Sometimes I even straddled more than one stage at time. It took a full 5 years before I was able to arrive wholeheartedly at the final stage--engaging life.
Here then, are the 7 stages of grieving. Ask yourself where you are in the process:
The 7 stages of Grieving
This is your body's protection mechanism which protects you from being completely overwhelmed by the devastating news you have received. It's like brain fog which means you switch into survival mode. Many details of this stage are hard to recall. That season is all a blur.
You're just trying to get through each day.
In this phase some people deny the true meaning of their diagnosis. We are so deeply affected by the loss that we deny the reality, often pushing away feelings and emotions. We tell ourselves falsehoods. For me, that meant thinking Mathilda would get better even though I knew her narcolepsy was incurable. Getting stuck here may prevent the person from seeking appropriate treatment.
Anger is a natural feeling when life does not go according to plan.
Not naturally a person who is accustomed to feelings of fury, I was shocked at the extent to which I felt exasperated with the doctors that wanted to send us both to the psychiatric unit.

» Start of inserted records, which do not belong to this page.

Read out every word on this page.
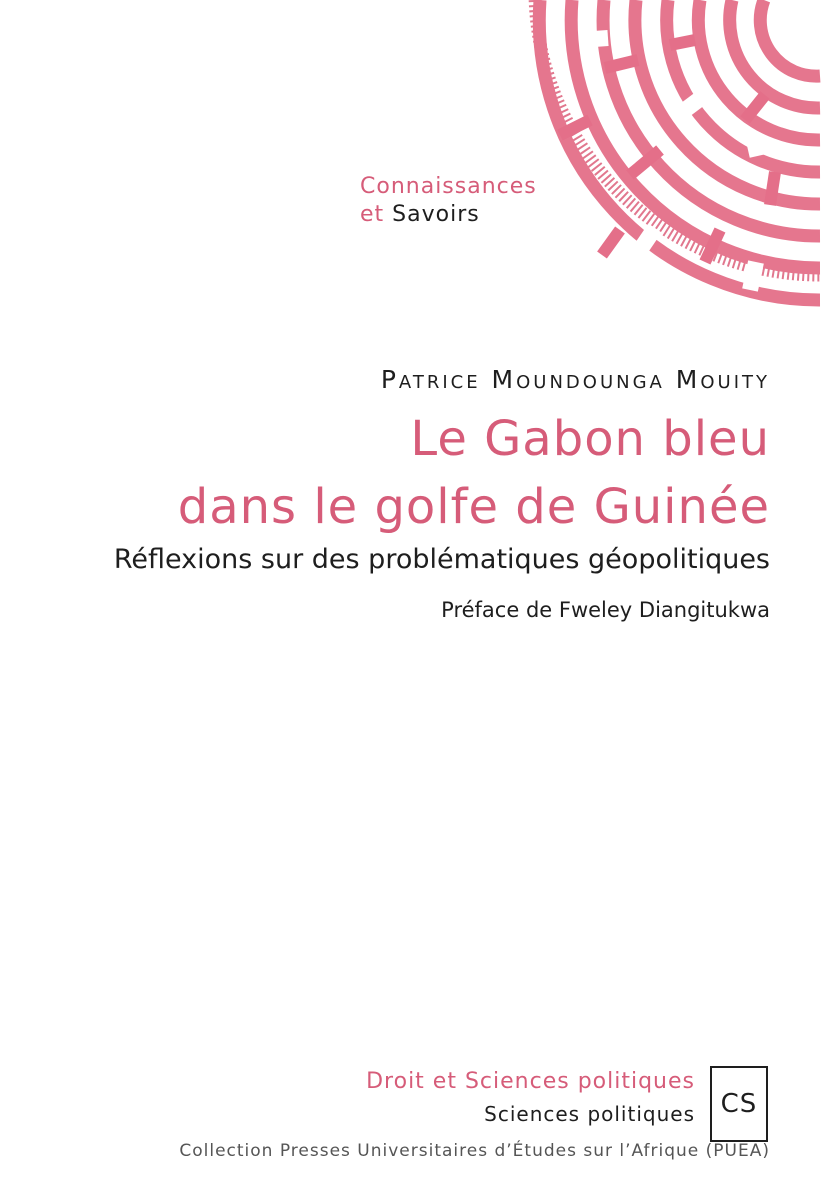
Connaissances
et Savoirs
Patrice Moundounga Mouity
Le Gabon bleu
dans le golfe de Guinée
Réflexions sur des problématiques géopolitiques
Préface de Fweley Diangitukwa
Droit et Sciences politiques
Sciences politiques CS
Collection Presses Universitaires d’Études sur l’Afrique (PUEA)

I was angry at the systems that failed Mathilda, and at the British Governtment for allowing an untested vaccine loose on children.
It's important to recognize that this is a potentially destructive phase and may have implications that lead us later to regret.
We naturally take care of our family and friends and their diagnosis feels like we have failed them in some way, because we didn't keep them safe.
Our internal dialogue goes like this: "If only hadn't..."
In my book Waking Mathilda, I talk about how I replayed the events surrounding the day I took her to have the H1N1 vaccine.
"If only I had driven to the park instead of the health center." I can't tell you how much time I spent stuck in this phase.
5. Sorrow And Depression
Tidal waves of sadness permeate our lives in this phase. We get stuck in the immense sadness and loss which can quickly lead to clinical depression. Life loses its color and vibrancy. Nothing lifts us up and we have hard time thinking we will ever find joy again.
I strongly advise seeing your doctor preferably before this stage kicks in. Reflecting on positive aspects of your life is also important at this stage. Journaling gratitude, exercise and mediation have worked for me as well.
Here, we begin to accept our new normal. Reality sets in and we feel ready to let go of the previous turmoil.
We acknowledge life needs to move on and begin to seek genuine ways to accept the pain whilst letting of negative emotions.
Our grief never totally disappears, but we make positive steps towards healing and looking forward. We make plans that we know will be sources of happiness and become brighter in our everyday outlook on life.
This happened for me once Mathilda began treatment. Since then I have savored the simple rhythms of family life, every tiny triumph and not spent too much time looking ahead with worry.
7. Engaging Life
In this final stage, we continue to heal and begin to realize that life moves forward.
People comment on how we are laughing again, and deep down there's a flicker of pleasure that steers us towards making tentative plans for the future.
Whilst our altered world view is irreversible, we deeply desire to grasp each moment and make strides towards improving the lives of others knowing we have done what we can to stabilize and accept our new normal.
Understanding these important stages in grieving as we begin to accept our diagnosis is key to embracing life again. It is possible to move gently through them, take our beautiful families with us and wake up to a world which will once again feel worth living.
Healing takes courage, and we all have courage, even if we have to dig a little to find it.